Facebook Study Shows Choppy SMB Pandemic Recovery

Small businesses worldwide are recovering, if in fits and starts, from the body blow delivered by the global pandemic.

Facebook’s latest Global State of Small Business study offers a snapshot of how SMBs across the globe are faring as the world emerges from the Omicron wave of the global pandemic. The bottom line is that Omicron interrupted but didn’t end the global small business recovery.

Facebook conducted the survey in January this year. The sample was 28,840 small businesses across 30 global markets, with the U.S. sample being 5,324.

Here are some of the global survey’s more significant findings.

Slight Setback on Business Closures

The number of small businesses that were open for business was trending up when Facebook did its last survey in July 2021. While the January 2022 results showed a slight setback in small business closures.

Globally, 20% of SMBs reported being closed in January 2022. That’s a three percentage point rise over July 2021. North America had the largest increase in closures, rising by seven percentage points to 21%.

The highest overall closure rares were in the Middle East/North Africa, South Asia, and Sub-Saharan Africa. But as the report notes, those regions have been consistently higher than the rest of the world.

The study also found a correlation between vaccination rates and the rate of business closure. Not surprisingly, the higher the vaccination rate, the lower the small business closure rate.
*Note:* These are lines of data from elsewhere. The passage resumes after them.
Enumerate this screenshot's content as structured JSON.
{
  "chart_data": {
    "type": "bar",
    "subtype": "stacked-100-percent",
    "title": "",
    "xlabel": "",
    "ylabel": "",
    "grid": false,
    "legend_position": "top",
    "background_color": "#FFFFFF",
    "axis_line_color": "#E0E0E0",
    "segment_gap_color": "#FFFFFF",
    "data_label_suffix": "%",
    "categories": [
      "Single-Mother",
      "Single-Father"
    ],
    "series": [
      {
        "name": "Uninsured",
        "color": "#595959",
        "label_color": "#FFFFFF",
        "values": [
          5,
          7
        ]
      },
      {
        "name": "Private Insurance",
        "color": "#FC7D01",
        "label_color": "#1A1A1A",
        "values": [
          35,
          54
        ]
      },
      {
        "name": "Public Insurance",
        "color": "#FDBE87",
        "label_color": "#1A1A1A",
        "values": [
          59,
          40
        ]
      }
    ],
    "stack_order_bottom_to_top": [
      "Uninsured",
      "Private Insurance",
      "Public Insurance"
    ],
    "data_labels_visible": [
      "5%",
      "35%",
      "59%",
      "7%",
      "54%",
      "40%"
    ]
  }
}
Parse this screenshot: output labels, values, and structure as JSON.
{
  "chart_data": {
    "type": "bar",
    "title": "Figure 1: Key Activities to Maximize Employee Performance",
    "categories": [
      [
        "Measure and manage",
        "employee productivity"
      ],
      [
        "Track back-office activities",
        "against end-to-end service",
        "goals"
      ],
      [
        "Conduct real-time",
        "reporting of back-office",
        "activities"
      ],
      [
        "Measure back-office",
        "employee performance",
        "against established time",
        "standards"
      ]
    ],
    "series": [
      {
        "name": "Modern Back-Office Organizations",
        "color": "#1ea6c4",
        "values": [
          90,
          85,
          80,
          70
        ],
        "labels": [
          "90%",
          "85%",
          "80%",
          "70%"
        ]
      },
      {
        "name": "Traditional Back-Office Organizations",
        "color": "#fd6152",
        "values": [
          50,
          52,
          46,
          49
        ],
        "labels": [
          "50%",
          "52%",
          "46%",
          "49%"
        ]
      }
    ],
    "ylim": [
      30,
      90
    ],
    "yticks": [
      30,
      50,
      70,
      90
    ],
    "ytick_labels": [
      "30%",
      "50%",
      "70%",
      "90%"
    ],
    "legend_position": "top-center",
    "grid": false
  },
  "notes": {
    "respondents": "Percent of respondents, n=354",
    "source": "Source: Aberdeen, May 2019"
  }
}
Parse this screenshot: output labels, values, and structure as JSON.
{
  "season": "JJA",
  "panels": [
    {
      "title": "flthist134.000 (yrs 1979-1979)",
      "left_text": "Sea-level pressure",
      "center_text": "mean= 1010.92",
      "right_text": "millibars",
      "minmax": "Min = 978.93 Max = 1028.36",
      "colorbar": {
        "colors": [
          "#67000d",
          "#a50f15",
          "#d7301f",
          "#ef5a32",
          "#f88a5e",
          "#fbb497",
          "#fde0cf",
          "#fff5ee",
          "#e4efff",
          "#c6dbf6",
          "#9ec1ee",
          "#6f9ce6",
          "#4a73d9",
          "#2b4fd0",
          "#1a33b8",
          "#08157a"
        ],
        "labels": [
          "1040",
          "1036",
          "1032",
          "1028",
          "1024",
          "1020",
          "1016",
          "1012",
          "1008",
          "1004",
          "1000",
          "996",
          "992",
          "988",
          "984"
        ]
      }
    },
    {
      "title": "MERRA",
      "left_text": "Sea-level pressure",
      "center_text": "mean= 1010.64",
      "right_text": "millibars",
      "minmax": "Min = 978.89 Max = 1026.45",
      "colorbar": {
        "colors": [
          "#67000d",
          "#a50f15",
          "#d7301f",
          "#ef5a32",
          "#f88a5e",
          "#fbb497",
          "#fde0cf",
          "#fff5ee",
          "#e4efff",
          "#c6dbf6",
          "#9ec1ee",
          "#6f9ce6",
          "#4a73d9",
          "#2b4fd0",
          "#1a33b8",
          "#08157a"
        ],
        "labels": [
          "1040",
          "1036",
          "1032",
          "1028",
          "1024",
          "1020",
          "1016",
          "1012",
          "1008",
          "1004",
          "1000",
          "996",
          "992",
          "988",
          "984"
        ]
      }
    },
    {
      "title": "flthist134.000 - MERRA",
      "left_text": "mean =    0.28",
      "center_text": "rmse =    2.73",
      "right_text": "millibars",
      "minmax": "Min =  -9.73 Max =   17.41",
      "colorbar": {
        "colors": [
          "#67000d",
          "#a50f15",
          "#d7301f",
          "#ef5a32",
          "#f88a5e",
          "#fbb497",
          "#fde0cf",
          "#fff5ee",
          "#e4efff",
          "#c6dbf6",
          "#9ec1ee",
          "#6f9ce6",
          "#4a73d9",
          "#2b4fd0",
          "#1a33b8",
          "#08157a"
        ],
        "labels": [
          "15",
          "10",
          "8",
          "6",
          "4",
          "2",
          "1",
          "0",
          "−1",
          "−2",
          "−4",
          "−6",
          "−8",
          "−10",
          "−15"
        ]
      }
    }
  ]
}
Facebook was careful to say that it could not establish causation, just correlation.

Women and Minority-led Businesses Hit Hardest

This edition of the survey focused specifically on understanding how the pandemic is impacting women and minority-led businesses around the globe. Overall, it appears that the pandemic has been harder on these segments.

For example, 25% of women-led businesses worldwide were closed. By comparison, only 17% of male-led businesses were closed during the same period.

As the chart below shows, rates of closures varied significantly by market. But one thing that was consistent was that, with few exceptions, women-led businesses ad higher closure rates, regardless of the market.

U.S.-based minority-led businesses faced a similar story. This was a specific focus of the survey.

The latest survey showed much higher closures among U.S. minority-led businesses. The figure was 26% vs. 19% for non-minority businesses. However, Hispanic-led SMBs reported closure rates similar to the overall figure, at 21%. This was a three percentage point improvement over the prior survey.

Business Booming for Those Who Stayed Open

On the positive side, it really paid off to remain open during the last wave.

“More positively, sales performance appears to have improved for SMBs that have continued to operate, and employment has remained stable for operational SMBs despite the increase in closure rates,” the report said. “Approximately 54% of SMBs reported higher sales or steady sales compared to the previous year, 6 percentage points higher than July 2021 levels.”